Beyond the Civil War, the name-changers and the statue-destroyers have targeted the Founding Fathers, as I noted in Part I.
In a searing New York Times editorial, Charles Blow gives a horrific account of what it was like to be shackled aboard a slave ship and transported to the New World. Whom should we blame for the so-awful-it’s-hard-to-read tale of human suffering? The African warlords who captured their people and made a lucrative business out of selling them? The slave traders who became the business partners of the warlords?
No. Blow aims his full fury at George Washington!
And what did the “father of our country” do to deserve this sort of editorial rebuke? He owned slaves. Honoring Washington honors slavery, according to Blow.
But, wait a minute. Did I say that Blow writes for the New York Times? Where did the name York come from?
Turns out it comes from James II, Duke of York. And he was a slave trader!
Not just any slave trader. He led the Royal African Company, which shipped more African slaves to the Americas than any other institution in the history of the Atlantic slave trade.
From what I can tell, Washington never actually bought a slave.

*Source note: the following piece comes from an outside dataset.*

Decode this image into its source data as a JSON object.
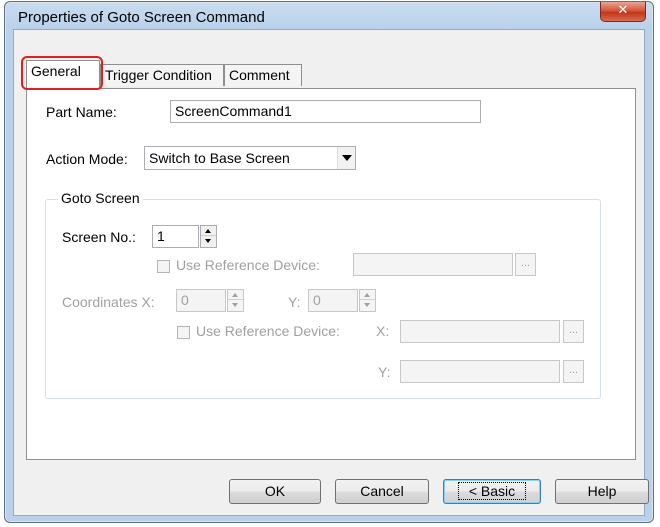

His slaves were acquired by marriage and inheritance and he freed them at his death. By contrast, the namesake honored by Blow’s employer and the city and state where he works was perhaps the most notorious slave trader who ever lived!
Then there is Yale University. In some ways, it is the academic fountainhead of social-justice agitation. So what’s the latest problem in New Haven? Turns out that Elihu Yale, for whom the university is named, was another slave trader! And if “disreputable slave trader” is not a redundancy, he was that as well.
I think the name changers have set their sights too low. The names “New York” and “Yale” deserve scrutiny. The name “Democratic Party” deserves even more.
In Wrong on Race: The Democratic Party’s Buried Past, Bruce Bartlett finds that the party’s history and the history of American racism are almost one and the same. The Democratic Party, after all, was the party of slavery, the party of segregation, the party of Jim Crow, and the party of the Ku Klux Klan.
In the modern era, there are two myths the party has been careful to cultivate: (1) that Democrats changed their minds about race and (2) that racists switched parties and became Republican.
Take the Civil Rights Act of 1964. It did require Lyndon Johnson’s skills as a legislator. But Johnson used the N-word openly and often – even while championing civil rights. Throughout the ‘60s, ‘70s, and ‘80s the Kennedys, the Gores, and the Byrds welcomed southern segregationist politicians to their party with open arms.
Strom Thurmond was a high-profile southern Democrat who switched parties. But that was rare. The vast majority of Dixiecrats remained loyal Democrats their whole lives.
If Democrats want a clean break with the party’s disreputable past, what should its new name be? How about the Woke Party?